The programme requires a completed university degree with academic standing comparable to a German Bachelor's in History. Admissions are based on both the content of the prior degree (sufficient overlap with the Bayreuth Bachelor’s in History curriculum) and the final grade; the minimum acceptable final grade is 2.5 on the German scale (noted as "gut/good"). Admission can be offered unconditionally or with conditions attached if gaps are identified.
Applicants who hold degrees in closely related fields (for example, Political Science, Ethnology, Cultural Studies) may also be considered. In such cases the programme may require the successful completion of specific History modules from the Bayreuth Bachelor’s curriculum within one year. All applications are reviewed individually: first by the Master’s programme’s Board of Examiners and then by the Admission Committee of the International Office before enrolment.

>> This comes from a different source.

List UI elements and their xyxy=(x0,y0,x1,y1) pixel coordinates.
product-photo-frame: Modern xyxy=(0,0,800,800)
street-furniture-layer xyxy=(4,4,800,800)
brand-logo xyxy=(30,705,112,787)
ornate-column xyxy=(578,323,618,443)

Admission requirements (summary)
Winter Semester (International)
15 June 2026
Winter Semester (EU/EEA)
15 June 2026
Graduates are prepared for research and analytical roles that require advanced historical and comparative competencies. Typical destinations include academic research and doctoral study, cultural institutions (museums, archives), heritage and public history organisations, NGOs, think tanks, journalism and publishing, as well as positions in education, policy analysis and international organisations where global and historical perspectives are valued.
The programme’s emphasis on language training, area expertise and diverse methodological skills also supports careers that demand cross-regional knowledge, multilingual communication and quantitative/qualitative research capabilities.